Pour Thérèse Kayikwamba Wagner, la République démocratique du Congo demeure profondément attachée au principe des solutions africaines aux problèmes africains. Ce principe, cependant, ne saurait être invoqué pour justifier la tolérance à l’égard de violations manifestes du droit international ni pour affaiblir les normes qui constituent le socle de l'Union africaine. 

"Dans ce cadre, la RDC encourage le Conseil à envisager des mesures appropriées et dissuasives, y compris des sanctions ciblées à l’encontre des responsables des violations graves, le renforcement des mécanismes d’enquête et de redevabilité, ainsi qu’un appui accru à la protection des civils.
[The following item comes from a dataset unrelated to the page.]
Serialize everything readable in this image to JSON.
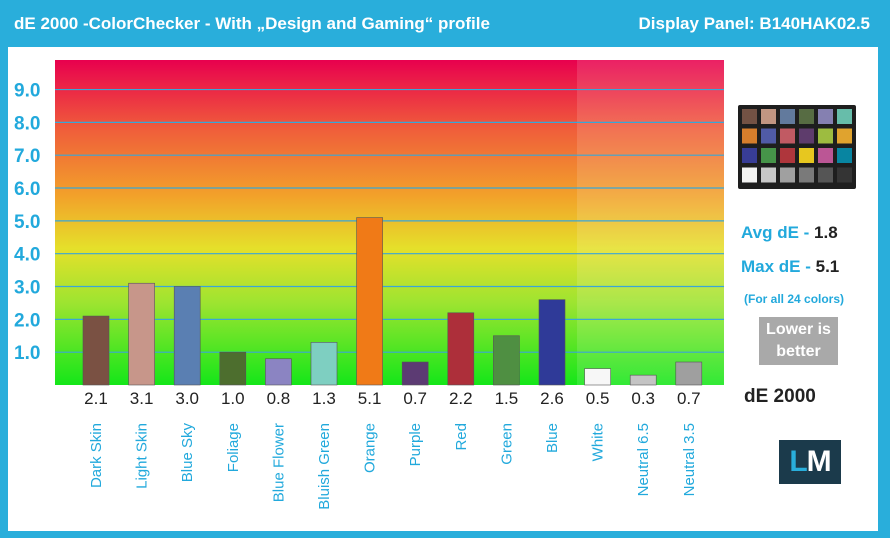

À cet égard, la RDC rappelle qu’un précédent clair existe dans la pratique du Conseil : en 2008, face à l’occupation d’une partie du territoire de Djibouti, le Conseil a condamné l’action militaire de l’Érythrée et en a exigé le retrait immédiat et inconditionnel. Ce précédent démontre que le Conseil sait dire le droit et agir avec fermeté lorsque l’intégrité territoriale d’un État membre est en jeu", a fait remarquer Mme Kayikwamba.

Cette réunion consacrée à la situation sécuritaire et humanitaire préoccupante dans l’Est de la République démocratique du Congo intervient dans un contexte marqué par de violents combats sur plusieurs fronts dans les provinces du Nord-Kivu et du Sud-Kivu, opposant les forces gouvernementales à la rébellion de l’AFC/M23, soutenue par le Rwanda. L'UA qui peine à reconnaître l'agression de la RDC par le Rwanda, tient cette réunion quelques semaines après l’entérinement des accords de Washington par les présidents Félix Tshisekedi de la RDC et Paul Kagame du Rwanda, sous les auspices de l’administration Trump.

Si le processus de Washington semble avoir connu une accélération formelle avec l’entérinement de ces accords par les deux chefs d’État, en présence du président américain, les discussions de Doha entre Kinshasa et la rébellion de l’AFC/M23, soutenue par le Rwanda, peinent à enregistrer des avancées concrètes. Ces négociations, censées compléter les accords de Washington en abordant les causes profondes du conflit  notamment la restauration de l’autorité de l’État et la réintégration des groupes armés  demeurent, pour l’instant, largement au point mort, sans progrès concret depuis la signature de l’accord-cadre sous l’égide de l’État du Qatar.

Cette inertie a favorisé la reprise de violents affrontements entre l’AFC/M23, appuyée par le Rwanda, et les forces gouvernementales, entraînant l’occupation de la ville d’Uvira, dans la province du Sud-Kivu. Cette prise de contrôle avait suscité de vives condamnations internationales, visant principalement Kigali, notamment de la part des États-Unis. Sous la pression internationale, la rébellion de l’AFC/M23 a annoncé son retrait d’Uvira, affirmant vouloir donner une chance aux processus de paix. Toutefois, quelques jours plus tard, la représentante américaine au Conseil de sécurité des Nations unies a rappelé la nécessité d’un retrait effectif et vérifiable, à une distance d’au moins 75 kilomètres de la ville.